Continuous ketosis induced by dietary restriction of carbohydrate on purpose? Highly debatable with, IMHO, the evidence tipping toward prudence to avoid continuous ketosis and high levels of circulating ketones. I think you'd be hard-pressed to find an OB/GYN or RE who'd give a green-light to a ketosis inducing diet while TTC or while pregnant because there isn't any evidence to support that it's harmless, while on the other hand, there are reams of data to suggest potential negative effects, especially from high levels of circulating ketones.

And to be clear - I'm NOT advocating a high-carb diet as the remedy - just an increase of carbohydrate to a moderate level to reduce the risk of persistent ketosis and high levels of circulating ketones.

I'm not going to get into the baby thing. I almost didn't even read this thread 'cause of the predominating ignorance about ketosis vs. DKA. I get stuck having to listen to this from time to time. I've been a Type 1 diabetic for 25 years. I do not produce insulin. I have been in DKA two times. Horrible experience. I was NOT doing low carb at that time. The first time I had a stomach virus and the vomiting and dehydration threw me into it. It didn't help that I had spent the day before in the south Alabama sun helping my kids with Field Day. The second time was due to an insulin pump malfunction. I am on a very fast acting insulin and did not realize that I was getting no true delivery while I slept.
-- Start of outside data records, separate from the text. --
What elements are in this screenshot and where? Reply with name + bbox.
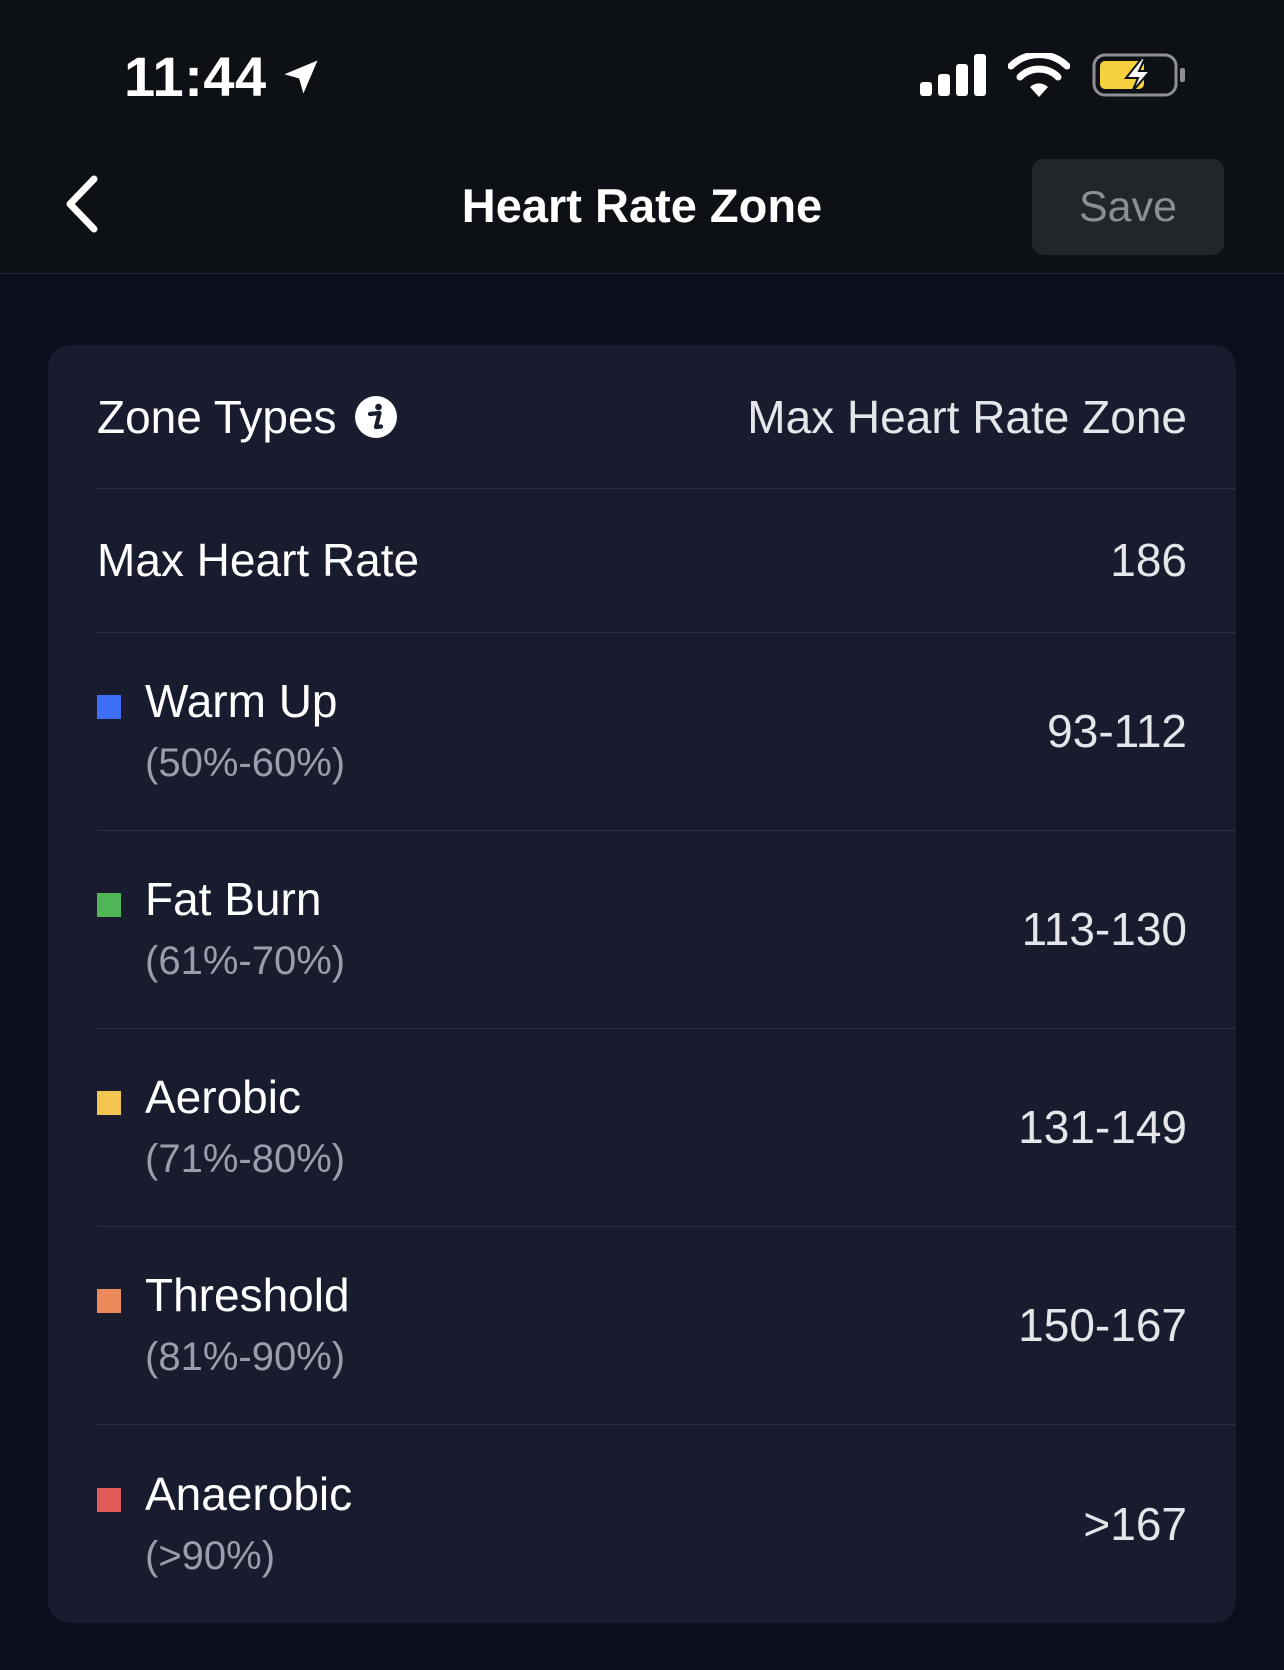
zone-range: 113-130 [1021, 903, 1187, 955]
zone-percent: (>90%) [145, 1533, 276, 1578]
zone-name: Aerobic [145, 1071, 301, 1123]
zone-percent: (81%-90%) [145, 1335, 346, 1379]
battery-charging-icon [1092, 52, 1188, 103]
max-heart-rate-value: 186 [1110, 534, 1187, 586]
zone-range: 150-167 [1018, 1299, 1187, 1351]
zone-color-swatch [97, 893, 121, 917]
zone-settings-card: Zone Types Max Heart Rate Zone Max Heart… [48, 345, 1236, 1623]
zone-texts: Anaerobic (>90%) [145, 1465, 352, 1583]
zone-name: Anaerobic [145, 1467, 353, 1520]
zone-color-swatch [97, 1487, 121, 1512]
zone-types-row[interactable]: Zone Types Max Heart Rate Zone [97, 345, 1236, 489]
zone-percent: (61%-70%) [145, 939, 346, 983]
zone-types-label: Zone Types [97, 390, 337, 443]
zone-percent: (71%-80%) [145, 1137, 346, 1181]
zone-range: >167 [1083, 1497, 1187, 1550]
zone-color-swatch [97, 1289, 121, 1313]
zone-row-aerobic[interactable]: Aerobic (71%-80%) 131-149 [97, 1028, 1236, 1227]
max-heart-rate-label: Max Heart Rate [97, 534, 420, 586]
zone-label-group: Anaerobic (>90%) [97, 1465, 1083, 1583]
zone-label-group: Warm Up (50%-60%) [97, 672, 1047, 790]
zone-name: Fat Burn [145, 873, 322, 925]
zone-name: Threshold [145, 1269, 350, 1321]
zone-types-label-group: Zone Types [97, 390, 747, 444]
save-button[interactable]: Save [1032, 159, 1224, 255]
zone-range: 131-149 [1018, 1101, 1187, 1153]
zone-row-threshold[interactable]: Threshold (81%-90%) 150-167 [97, 1226, 1236, 1425]
zone-label-group: Fat Burn (61%-70%) [97, 870, 1022, 988]
zone-color-swatch [97, 1091, 121, 1115]
cellular-signal-icon [920, 54, 986, 101]
wifi-icon [1007, 51, 1071, 102]
top-bar: 11:44 Heart Rate Zone Save [0, 0, 1284, 274]
zone-percent: (50%-60%) [145, 741, 346, 785]
info-icon[interactable] [354, 395, 397, 438]
max-heart-rate-label-group: Max Heart Rate [97, 533, 1110, 587]
zone-color-swatch [97, 695, 121, 719]
max-heart-rate-row[interactable]: Max Heart Rate 186 [97, 488, 1236, 633]
zone-label-group: Aerobic (71%-80%) [97, 1068, 1018, 1186]
zone-types-value: Max Heart Rate Zone [747, 390, 1187, 443]
zone-row-fat-burn[interactable]: Fat Burn (61%-70%) 113-130 [97, 830, 1236, 1029]
status-icons [920, 51, 1188, 103]
zone-texts: Threshold (81%-90%) [145, 1266, 350, 1384]
zone-texts: Warm Up (50%-60%) [145, 672, 345, 790]
zone-texts: Fat Burn (61%-70%) [145, 870, 345, 988]
status-time: 11:44 [124, 44, 323, 109]
zone-label-group: Threshold (81%-90%) [97, 1266, 1018, 1384]
zone-row-anaerobic[interactable]: Anaerobic (>90%) >167 [97, 1424, 1236, 1623]
location-arrow-icon [279, 55, 323, 99]
zone-name: Warm Up [145, 675, 338, 727]
zone-row-warm-up[interactable]: Warm Up (50%-60%) 93-112 [97, 632, 1236, 831]
status-time-text: 11:44 [124, 45, 267, 108]
zone-range: 93-112 [1047, 705, 1187, 757]
zone-texts: Aerobic (71%-80%) [145, 1068, 345, 1186]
My symptoms of DKA were rapid-- irratic heartbeat. Shallow, difficult breathing, horrific nausea, projectile vomiting, debilitating dehydration. It can be fatal. Sound graphic enough for ya?
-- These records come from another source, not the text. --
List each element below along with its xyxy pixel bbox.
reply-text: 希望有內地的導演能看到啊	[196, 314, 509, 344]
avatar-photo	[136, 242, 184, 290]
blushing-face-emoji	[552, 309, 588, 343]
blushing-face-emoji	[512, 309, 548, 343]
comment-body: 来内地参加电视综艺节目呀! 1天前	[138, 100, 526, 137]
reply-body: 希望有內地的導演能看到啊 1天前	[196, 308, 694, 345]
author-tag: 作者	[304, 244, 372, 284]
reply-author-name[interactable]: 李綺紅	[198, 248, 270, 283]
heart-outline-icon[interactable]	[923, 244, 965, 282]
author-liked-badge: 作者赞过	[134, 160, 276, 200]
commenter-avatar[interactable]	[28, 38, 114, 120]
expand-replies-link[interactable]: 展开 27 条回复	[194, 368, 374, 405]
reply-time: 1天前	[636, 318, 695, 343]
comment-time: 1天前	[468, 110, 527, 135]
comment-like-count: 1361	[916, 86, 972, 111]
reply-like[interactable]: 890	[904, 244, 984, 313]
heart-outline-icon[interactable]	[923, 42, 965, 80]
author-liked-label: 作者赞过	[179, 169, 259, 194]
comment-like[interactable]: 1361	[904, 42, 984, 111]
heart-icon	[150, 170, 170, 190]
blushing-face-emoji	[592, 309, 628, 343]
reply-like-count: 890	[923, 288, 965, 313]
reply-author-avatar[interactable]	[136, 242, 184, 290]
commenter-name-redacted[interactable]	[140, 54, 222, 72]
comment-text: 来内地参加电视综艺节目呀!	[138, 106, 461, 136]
Ketosis is not like that. I have no similar symptoms. I don't even get nausea. My endocrinologist is fully aware and supportive of my low-carb plan. In fact, he agrees with me that this is probably the only way I could get the weight off--and reap the health benefits of this loss.

There is a lot of confusion about diabetes....especially Type 1. Most people do not understand that it is an autoimmune casued disease....and that it is presently incurable. Now that I've lost weight, people constantly want to know when I will get off of insulin. I always say, "When I die." As for the ADA....please! I respect the money and efforts spent in research, but that is it. Following ADA guidelines gave me poor control of my diabetes. That is why I appreciate Dr. Bernstein. He got as pissed with them as I did!!! His plan makes sense and works. And, you can't follow his plan without moving into ketosis.
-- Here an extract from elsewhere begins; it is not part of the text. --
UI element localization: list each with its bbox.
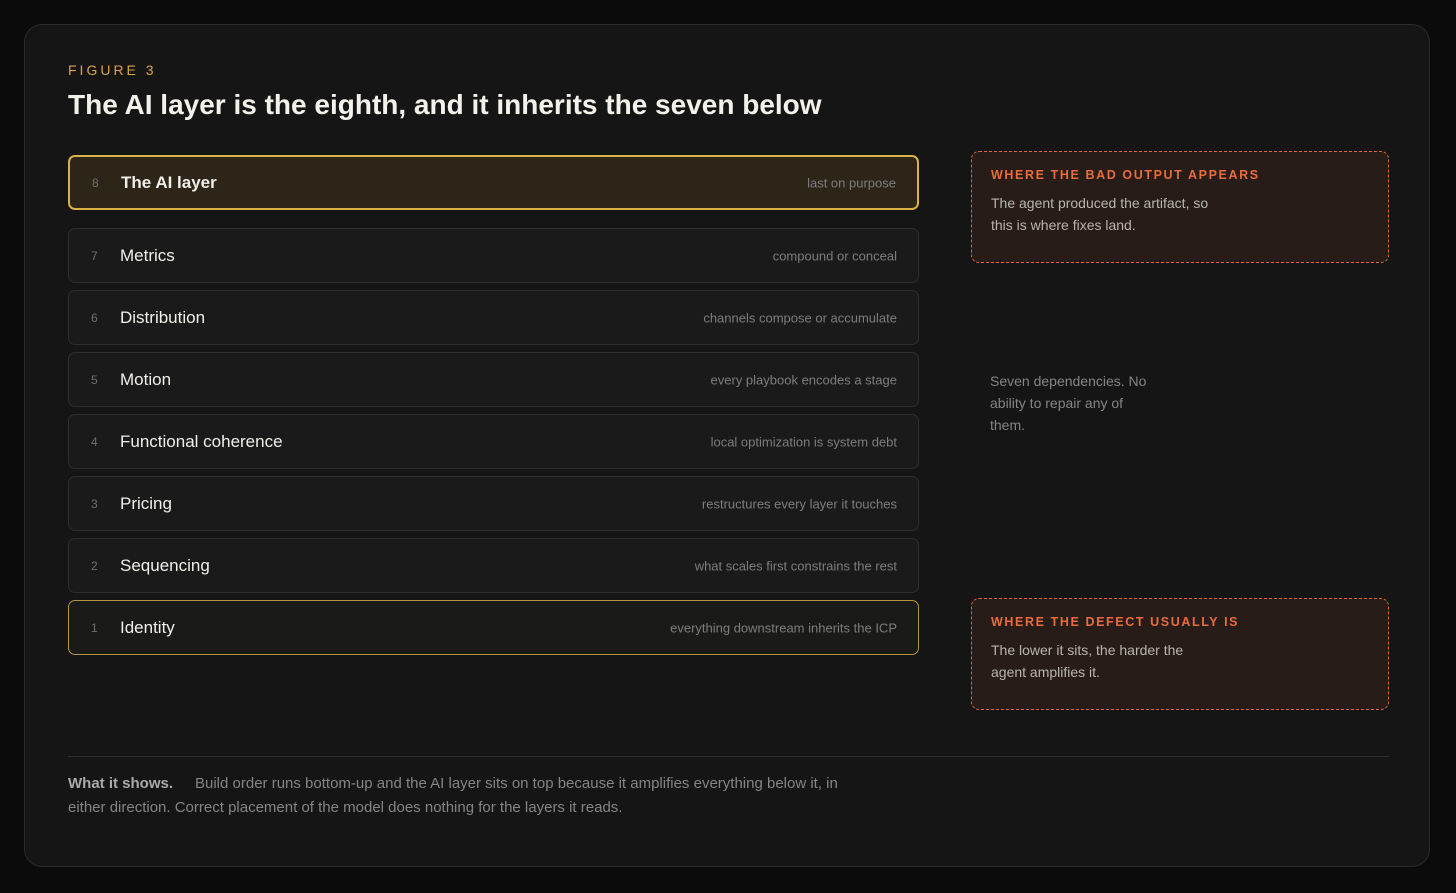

Thanks for fretting about all of us; I'm sure you mean well. But, I'm taking better care of my diabetes and my body with this way of life.
I'm happily peeing purple,
Sara<><

No, not what I'm talking about.



No, continuous ketosis induced by dietary restriction of carbohydrate by season, as botany commanded until a few thousand years ago.



Actually, we have millions of years of evidence that it's required.

What we should really be talking about are the dangers to mothers and babies who aren't in ketosis for most or all of pregnancy.

Intermittent or continuous?

I met a native american last night, Chippawa. He is from N. Minnesota and I guess they still eat very much like they always have. He was a skinny fellow. I, of course, had to ask about their diet which is:

Game meat, duck, fish and wild rice, berries in season

They have no agriculture at all. I wish I had had the presence of mind to ask him what the diet of preggers consist of.

MCG is TERRIBLY misinformed..at BEST.
The MEDICAL facts are that ANYONE and EVERYONE who burns fat EVER is in ketosis.
So to call it unhealthy is 100 percent false.
Below im listing TWO independent medical studies that give the truth about ketosis. The first a medical DEFINITION of it.
The second is a long term medical study of locarb, ketosis, etc.
http://en.wikipedia.org/wiki/Ketosis http://www.lowcarb.org/ketosis.htm
The facts speak for themselves. EVERYONE who burns fat is in ketosis, even if its short term.